Whatever it is, we call it matter or material substance. It is solid; it has mass. But what is
matter, exactly? science has discovered that the foundations of our Universe are not as solid
or as certain and dependable as we might have once imagined. They are instead built from
ghosts and phantoms, of a peculiar quantum kind. And, at some point on this exciting
journey of scientific discovery, we lost our grip on the reassuringly familiar concept of mass.

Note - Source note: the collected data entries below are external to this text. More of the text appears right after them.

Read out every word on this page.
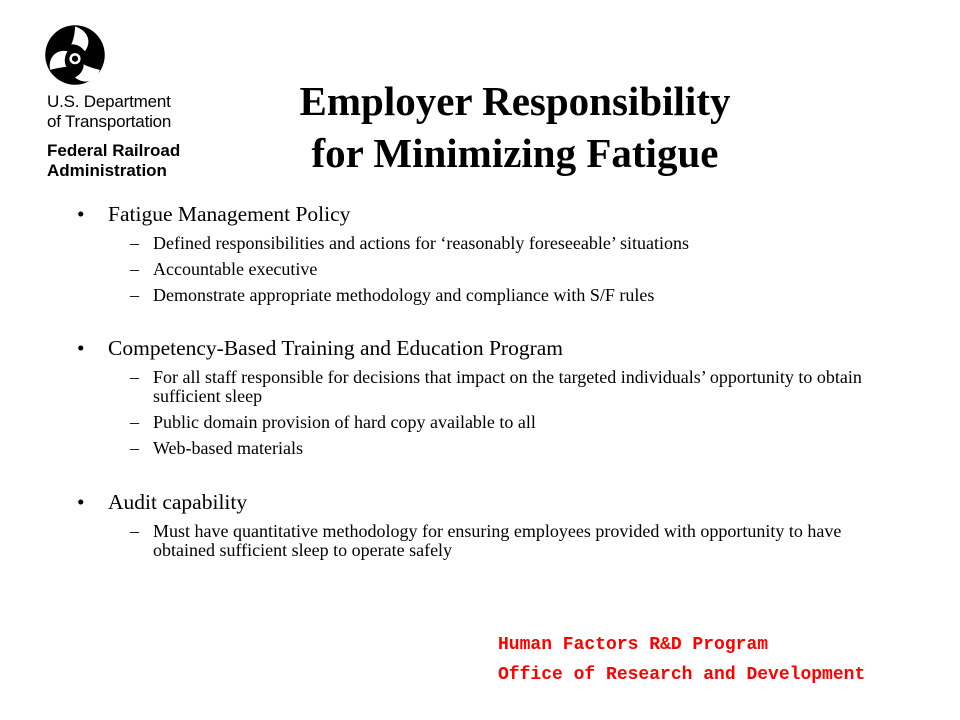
U.S. Department
of Transportation
Federal Railroad
Administration
Employer Responsibility
for Minimizing Fatigue
• Fatigue Management Policy
– Defined responsibilities and actions for ‘reasonably foreseeable’ situations
– Accountable executive
– Demonstrate appropriate methodology and compliance with S/F rules
• Competency-Based Training and Education Program
– For all staff responsible for decisions that impact on the targeted individuals’ opportunity to obtain sufficient sleep
– Public domain provision of hard copy available to all
– Web-based materials
• Audit capability
– Must have quantitative methodology for ensuring employees provided with opportunity to have obtained sufficient sleep to operate safely
Human Factors R&D Program
Office of Research and Development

Quantum: Einstein, Bohr and the Great Debate About the Nature of Reality by Manjit
Kumar
Quantum theory looks at the very building blocks of our world, the particles and processes
without which it could not exist. Yet for 60 years most physicists believed that quantum
theory denied the very existence of reality itself. In this tour de force of science history,
Manjit Kumar shows how the golden age of physics ignited the greatest intellectual debate
of the twentieth century.
The Hunt for Vulcan : How Albert Einstein Destroyed a Planet and Deciphered the Universe
by Thomas Levenson
In 1859, the brilliant scientist Urbain LeVerrier discovered that the planet Mercury has a
wobble, that its orbit shifts over time. His explanation was that there had to be an unseen
planet circling even closer to the sun. He called the planet Vulcan. Supported by the theories
of Sir Isaac Newton, the finest astronomers of their generation began to seek out Vulcan
and at least a dozen reports of discovery were filed. There was only one problem. Vulcan
does not exist - and was never there.
A Mind of Its Own : How Your Brain Distorts and Deceives by Cordelia Fine
Dotted with popular explanations of social psychology research and fascinating real-life
examples, A Mind of Its Own tours the less salubrious side of human psychology.

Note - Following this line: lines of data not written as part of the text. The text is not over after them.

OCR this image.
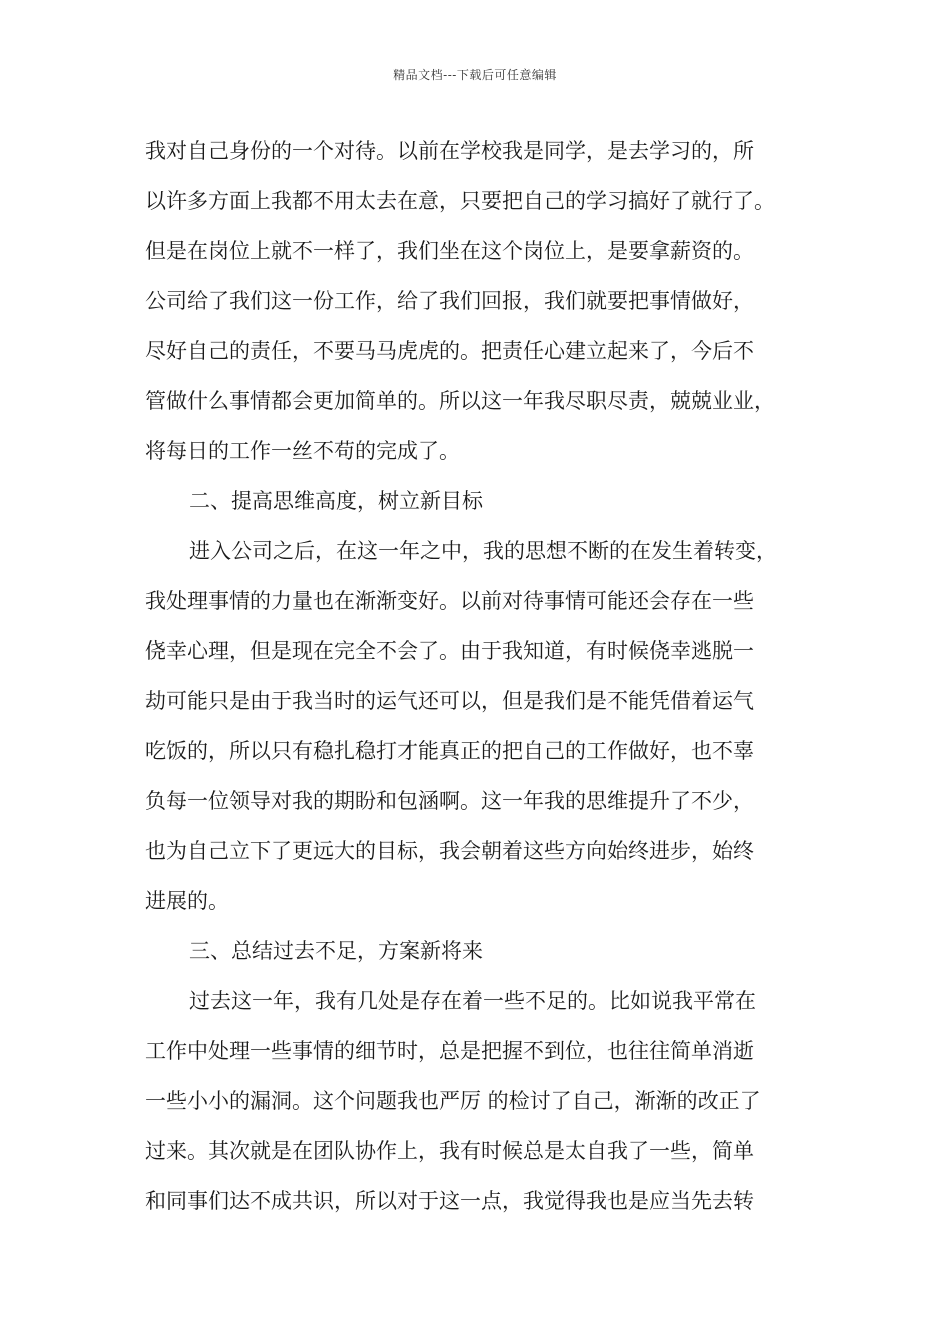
精品文档---下载后可任意编辑
我对自己身份的一个对待。以前在学校我是同学，是去学习的，所
以许多方面上我都不用太去在意，只要把自己的学习搞好了就行了。
但是在岗位上就不一样了，我们坐在这个岗位上，是要拿薪资的。
公司给了我们这一份工作，给了我们回报，我们就要把事情做好，
尽好自己的责任，不要马马虎虎的。把责任心建立起来了，今后不
管做什么事情都会更加简单的。所以这一年我尽职尽责，兢兢业业，
将每日的工作一丝不苟的完成了。
二、提高思维高度，树立新目标
进入公司之后，在这一年之中，我的思想不断的在发生着转变，
我处理事情的力量也在渐渐变好。以前对待事情可能还会存在一些
侥幸心理，但是现在完全不会了。由于我知道，有时候侥幸逃脱一
劫可能只是由于我当时的运气还可以，但是我们是不能凭借着运气
吃饭的，所以只有稳扎稳打才能真正的把自己的工作做好，也不辜
负每一位领导对我的期盼和包涵啊。这一年我的思维提升了不少，
也为自己立下了更远大的目标，我会朝着这些方向始终进步，始终
进展的。
三、总结过去不足，方案新将来
过去这一年，我有几处是存在着一些不足的。比如说我平常在
工作中处理一些事情的细节时，总是把握不到位，也往往简单消逝
一些小小的漏洞。这个问题我也严厉 的检讨了自己，渐渐的改正了
过来。其次就是在团队协作上，我有时候总是太自我了一些，简单
和同事们达不成共识，所以对于这一点，我觉得我也是应当先去转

Psychologist Cordelia Fine shows that the human brain is in fact stubborn, emotional and
deceitful, and teaches you everything you always wanted to know about the brain - and
plenty you probably didn't.
The Man Who Mistook his Wife for a Hat by Oliver Sacks
In his most extraordinary book, Oliver Sacks recounts the stories of patients lost in the
bizarre, apparently inescapable world of neurological disorders.
The Marshmallow Test : Understanding Self-control and How To Master It by Walter
Mischel
A child is presented with a marshmallow and given a choice: Eat this one now, or wait and
enjoy two later. What will she do? And what are the implications for her behaviour later in
life?Walter Mischel's now iconic 'marshmallow test,' one of the most famous experiments in
the history of psychology, proved that the ability to delay gratification is critical to living a
successful and fulfilling life: self-control not only predicts higher marks in school, better
social and cognitive functioning, and a greater sense of self-worth; it also helps us manage
stress, pursue goals more effectively, and cope with painful emotions.
Whistling Vivaldi : How Stereotypes Affect Us and What We Can Do by Claude Steele
Claude M. Steele, who has been called "one of the few great social psychologists," offers a
vivid first-person account of the research that supports his groundbreaking conclusions on
stereotypes and identity. He sheds new light on American social phenomena from racial and
gender gaps in test scores to the belief in the superior athletic prowess of black men, and
lays out a plan for mitigating these "stereotype threats" and reshaping American identities.